“Donde habita el amor, hasta el silencio se vuelve música.”
Hay una etapa en cada historia de amor que parece tejida con hilos dorados, donde el tiempo no pesa y todo brilla con una luz suave. Así fueron esos años contigo. Los días dorados.
Recuerdo cómo empezó todo, más allá del primer "te amo" que compartimos de adolescentes. Fue en los pequeños gestos donde supe que te amaba. Tú tenías esa forma de fruncir la nariz cuando algo te emocionaba, y esa risa que parecía burlarse del dolor que venías cargando. Me enamoraste sin darte cuenta.
Yo, el chico curioso que creía que el mundo estaba en la calle, en los viajes y en los libros, descubrí que todo ese universo cabía en ti. En tus ojos avellana y en la manera en que hablabas con las manos. Tu pasado te había dejado heridas abiertas, algunas aún sangraban, pero yo solo veía a una mujer valiente, hermosa, construida de cicatrices y coraje. Quise ser tu guardián, tu escudo. Nunca para salvarte, sino para que tu alma pudiera descansar por fin.
Nuestra historia se llenó de anécdotas tontas pero nuestras.
Como aquella vez que fingí que había olvidado nuestra cita solo para poder tocar a tu puerta con flores robadas del jardín del parque, haciendo el ridículo mientras tarareaba esa canción tuya de adolescente. O cuando cocinaste por primera vez y casi incendiamos la cocina, pero aún así terminamos cenando con risas entre mordiscos de arroz crudo.
Logré llamar tu atención con tonterías. Te dejaba notitas en los bolsillos de tus chaquetas, algunas con poemas, otras solo con un “¿Pensaste en mí hoy?”. Una vez escribí en el espejo empañado del baño: “Tu sonrisa es mi lugar favorito del mundo”, y tú saliste corriendo a abrazarme aún con la toalla envuelta en el cabello.
Eras capaz de volverme loco solo con mirarme. No necesitabas maquillaje, ni ropa costosa. Bastaba con que me miraras desde la cama, con esa voz dormida diciendo mi nombre, para que el resto del mundo dejara de importar.
Juntos alquilamos aquel pequeño departamento con goteras en invierno y paredes que crujían con el viento. No importaba. Era nuestro reino. Un lugar donde tú, por fin, pudiste dormir sin miedo. Donde yo aprendí que amar no es solo besar, sino también acompañar los silencios, entender los gritos ahogados y abrazarte cuando tus fantasmas querían volver.
A veces, tus espinas me herían. Tenías días grises, días de tormenta interna. Y yo sangraba por intentar alcanzarte sin que me empujaras. Pero aún así me quedaba. Porque amarte era quedarme incluso cuando dolía.
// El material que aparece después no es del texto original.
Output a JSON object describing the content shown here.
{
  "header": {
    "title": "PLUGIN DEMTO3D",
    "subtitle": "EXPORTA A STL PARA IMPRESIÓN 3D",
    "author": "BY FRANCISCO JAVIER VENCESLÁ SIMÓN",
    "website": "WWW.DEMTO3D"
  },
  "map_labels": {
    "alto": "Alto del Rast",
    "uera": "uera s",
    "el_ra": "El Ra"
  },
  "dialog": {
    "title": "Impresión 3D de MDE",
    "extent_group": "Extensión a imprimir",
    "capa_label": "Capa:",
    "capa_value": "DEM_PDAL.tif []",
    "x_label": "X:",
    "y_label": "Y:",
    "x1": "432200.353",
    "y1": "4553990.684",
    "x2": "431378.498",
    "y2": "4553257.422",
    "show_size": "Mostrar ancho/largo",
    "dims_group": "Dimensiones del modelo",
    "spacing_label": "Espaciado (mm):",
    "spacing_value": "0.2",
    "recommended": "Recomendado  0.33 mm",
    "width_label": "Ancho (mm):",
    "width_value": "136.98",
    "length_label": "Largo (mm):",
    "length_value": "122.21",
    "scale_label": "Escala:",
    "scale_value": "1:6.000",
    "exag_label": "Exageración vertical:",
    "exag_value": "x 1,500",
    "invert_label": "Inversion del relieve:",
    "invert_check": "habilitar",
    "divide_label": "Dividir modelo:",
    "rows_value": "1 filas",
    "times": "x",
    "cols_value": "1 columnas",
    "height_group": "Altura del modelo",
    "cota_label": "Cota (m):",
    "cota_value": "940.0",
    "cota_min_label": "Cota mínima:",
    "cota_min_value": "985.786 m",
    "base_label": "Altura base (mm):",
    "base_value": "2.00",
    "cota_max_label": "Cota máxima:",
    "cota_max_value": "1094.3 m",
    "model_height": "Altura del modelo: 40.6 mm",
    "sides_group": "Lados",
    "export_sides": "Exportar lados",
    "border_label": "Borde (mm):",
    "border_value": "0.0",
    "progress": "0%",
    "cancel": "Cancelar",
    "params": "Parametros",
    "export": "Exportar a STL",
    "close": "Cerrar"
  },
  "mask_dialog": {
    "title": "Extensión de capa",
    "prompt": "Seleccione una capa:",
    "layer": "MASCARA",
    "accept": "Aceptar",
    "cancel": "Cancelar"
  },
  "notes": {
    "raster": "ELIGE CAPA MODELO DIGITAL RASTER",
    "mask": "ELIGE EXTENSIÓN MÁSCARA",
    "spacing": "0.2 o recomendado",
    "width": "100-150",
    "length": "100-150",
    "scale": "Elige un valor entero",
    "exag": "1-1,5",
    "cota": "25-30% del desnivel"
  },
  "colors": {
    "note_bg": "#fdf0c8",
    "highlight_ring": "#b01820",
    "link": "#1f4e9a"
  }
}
Porque el amor no siempre cura, pero sí acompaña.
Y entre esas grietas de dolor, fuiste sanando. Poco a poco. Día a día. Y yo era feliz con solo verte dormir en paz, sin pesadillas. Era todo lo que necesitaba.
Nunca fuimos perfectos. Pero en esos días dorados, creí que sí.
Y si alguna vez me preguntan cuándo fui realmente feliz, responderé sin dudar:
“En ese pequeño departamento, donde ella aprendía a sanar... y yo aprendía a amar.”